You can go through every injury he's suffered and talk about how it's not that big of a deal, but the fact of the matter is he hasn't played a healthy season of basketball since he was in high school.
= He missed the Big 12 Tournament and NCAA Tournament due to injury
- He missed his entire rookie year
- He missed his entire second year
- His third year, already playing on a minutes restriction, after the next two game he'll have missed roughly a third of the season due to injury (32% of the games)
If that's not an injury history, i don't know what is.
Yeah, he wasn't healthy in HS either...
Do you have a link for this? I can't find anything....

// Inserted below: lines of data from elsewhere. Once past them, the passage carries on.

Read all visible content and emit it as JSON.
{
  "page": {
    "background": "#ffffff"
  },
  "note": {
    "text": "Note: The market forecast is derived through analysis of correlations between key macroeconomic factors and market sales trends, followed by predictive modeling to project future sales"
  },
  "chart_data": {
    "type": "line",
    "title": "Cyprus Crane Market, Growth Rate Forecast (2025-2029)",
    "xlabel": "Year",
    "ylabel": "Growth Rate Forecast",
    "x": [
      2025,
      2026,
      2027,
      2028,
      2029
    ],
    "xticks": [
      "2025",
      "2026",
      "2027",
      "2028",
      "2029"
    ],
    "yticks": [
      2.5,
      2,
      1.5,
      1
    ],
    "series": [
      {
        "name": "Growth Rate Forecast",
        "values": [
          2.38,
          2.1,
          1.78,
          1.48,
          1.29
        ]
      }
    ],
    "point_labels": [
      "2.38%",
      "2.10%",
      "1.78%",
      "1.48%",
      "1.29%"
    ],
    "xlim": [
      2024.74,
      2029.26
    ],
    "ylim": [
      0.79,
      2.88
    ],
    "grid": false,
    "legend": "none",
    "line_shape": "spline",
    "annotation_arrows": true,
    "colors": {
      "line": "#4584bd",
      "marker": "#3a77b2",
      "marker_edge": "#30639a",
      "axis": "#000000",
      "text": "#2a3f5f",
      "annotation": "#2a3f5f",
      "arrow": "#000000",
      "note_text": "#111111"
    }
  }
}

My point was that he isn't constantly getting injuted. He essentially had 2 stress fractures from the rigors of his college season and needed a more invasive repair and recovery from the second than originally planned. This excerpt from an article following the injury to his back at Kansas explains why they form and why he has been brought along slowly this year:
It's important to know that our bones are in a constant state of rebuilding themselves—undergoing the simultaneous, competing processes of degradation and regeneration—in response to a variety of factors, including the mechanical stress of playing basketball. The rate and amount of remodeling depends upon something called Wolff's Law, which says that as the load on a particular bone increases, the bone will remodel itself over time to become stronger to resist that sort of loading. Like muscle, bone responds to microscopic injury by repairing itself.
But an abrupt increase in the duration, intensity, or frequency of physical activity without enough time to rest can lead to pathologic changes in bone. These changes result from an imbalance between bone resorption—a process where cells called osteoclasts break down bone—and bone formation. During periods of intense exercise, bone formation lags behind bone resorption, and this renders the bone susceptible to stress fractures. In short, Joel Embiid required more rest than he was able to get.